Logiciels obligatoires pour les auto-entrepreneurs

Est-il nécessaire pour un auto-entrepreneur d’émettre une facture ?

Dans la majorité des opérations financières que réalise une entreprise, l’établissement d’une facture est une obligation de service. Voici en particulier les situations dans lesquelles il est nécessaire d’établir une facture :

  • toute opération de vente de produits ou de services par des professionnels
  • toute vente de produits par des professionnels à des particuliers, si ces derniers en font la demande.
  • tout service fourni par des professionnels à des particuliers si la valeur dépasse 25 EUR TTC, ou simplement si le client le demande.

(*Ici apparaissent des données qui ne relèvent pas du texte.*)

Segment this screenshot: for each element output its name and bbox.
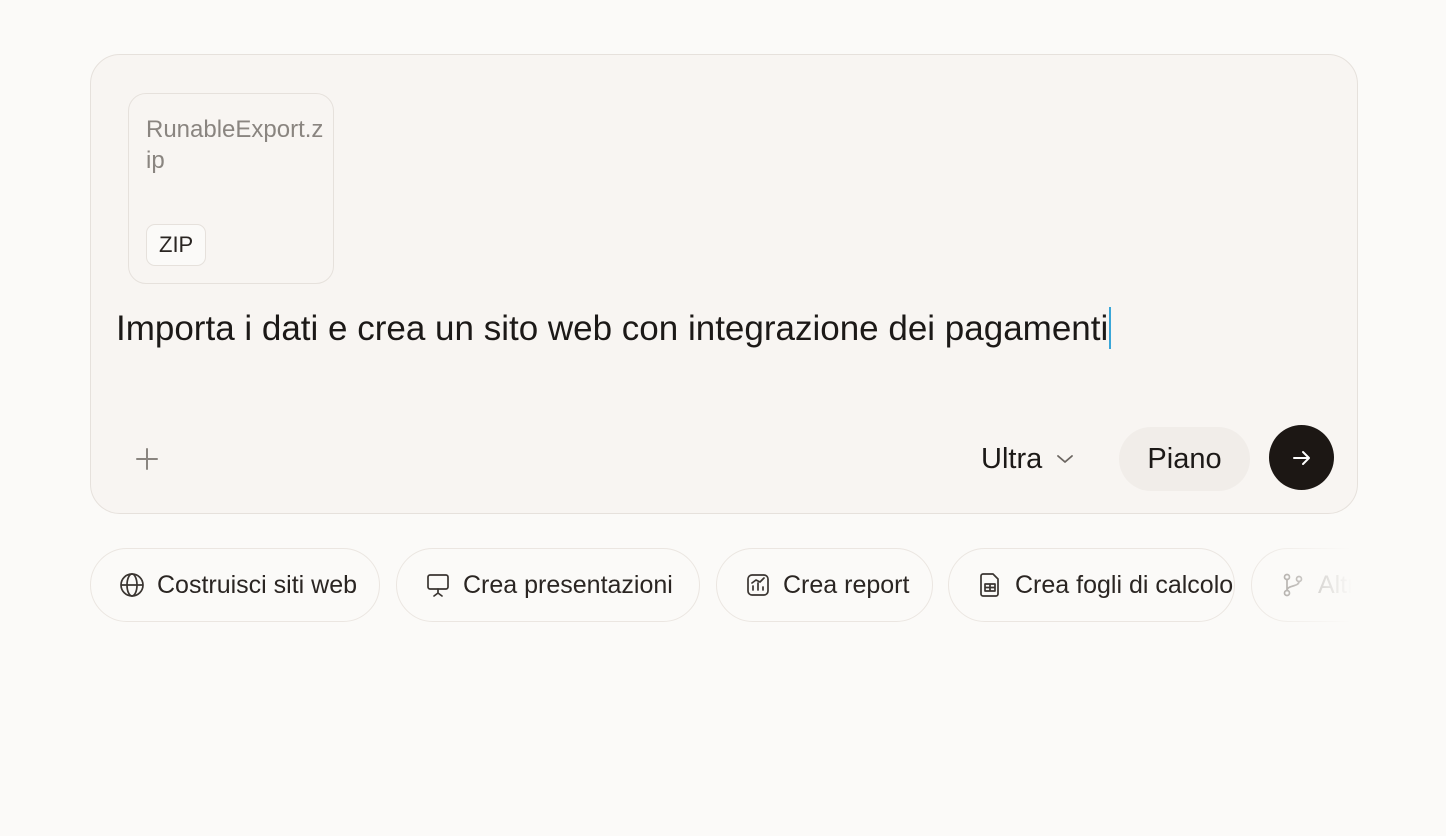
- suggestion-label: Altro: [1318, 570, 1370, 599]
- suggestion-label: Crea report: [783, 570, 910, 599]
- attachment-file-name: RunableExport.zip: [146, 116, 324, 174]
- suggestion-create-presentations[interactable]: Crea presentazioni: [396, 548, 700, 622]
- send-button[interactable]: [1269, 425, 1334, 490]
- suggestion-label: Crea presentazioni: [463, 570, 673, 599]
- suggestion-more[interactable]: Altro: [1251, 548, 1380, 622]
- suggestion-create-spreadsheets[interactable]: Crea fogli di calcolo: [948, 548, 1235, 622]
- plan-button[interactable]: Piano: [1119, 427, 1250, 491]
- attachment-type-badge: ZIP: [146, 224, 207, 266]
- text-caret: [1109, 307, 1112, 349]
- prompt-composer: RunableExport.zip ZIP Importa i dati e c…: [90, 54, 1358, 514]
- presentation-icon: [425, 572, 451, 598]
- chart-icon: [745, 572, 771, 598]
- model-select-value: Ultra: [981, 442, 1043, 475]
- prompt-input[interactable]: Importa i dati e crea un sito web con in…: [116, 307, 1112, 351]
- chevron-down-icon: [1056, 453, 1074, 465]
- suggestion-label: Costruisci siti web: [157, 570, 358, 599]
- spreadsheet-icon: [977, 572, 1003, 598]
- prompt-text: Importa i dati e crea un sito web con in…: [116, 309, 1109, 348]
- add-attachment-button[interactable]: [129, 441, 165, 477]
- arrow-right-icon: [1292, 450, 1310, 465]
- model-select[interactable]: Ultra: [981, 437, 1074, 481]
- suggestion-chips: Costruisci siti web Crea presentazioni C…: [90, 548, 1380, 622]
- globe-icon: [119, 572, 145, 598]
- plus-icon: [136, 448, 158, 470]
- suggestion-build-websites[interactable]: Costruisci siti web: [90, 548, 380, 622]
- branch-icon: [1280, 572, 1306, 598]
- file-attachment-card[interactable]: RunableExport.zip ZIP: [128, 93, 334, 284]
- suggestion-create-report[interactable]: Crea report: [716, 548, 933, 622]
- suggestion-label: Crea fogli di calcolo: [1015, 570, 1234, 599]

Si le professionnel ne respecte pas les règles, une amende de 75 000 euros peut lui être infligée et un redressement fiscal de 50 % de la facture peut être exigé par les autorités fiscales.

La facturation des services implique la mise en place d’un cadre juridique, la mention obligatoire du taux de TVA et un suivi du processus de facturation : facture en Europe et ailleurs… Pour pouvoir créer une facture, l’entreprise ou l’association doit être enregistrée, à l’exception de certains statuts comme les auto-entrepreneurs. Ils peuvent émettre des factures sans être enregistrés. Dans la facture, il y a le numéro de SIRET ainsi que l’adresse du siège social ainsi que le nom et les coordonnées des deux parties ; le numéro de la facture ainsi que le statut juridique de l’entreprise et la date de la vente ou du service ; la facture, son montant et le prix unitaire et la TVA (2,1 %, 5,5 %, 10 20 % ou 2,1 %).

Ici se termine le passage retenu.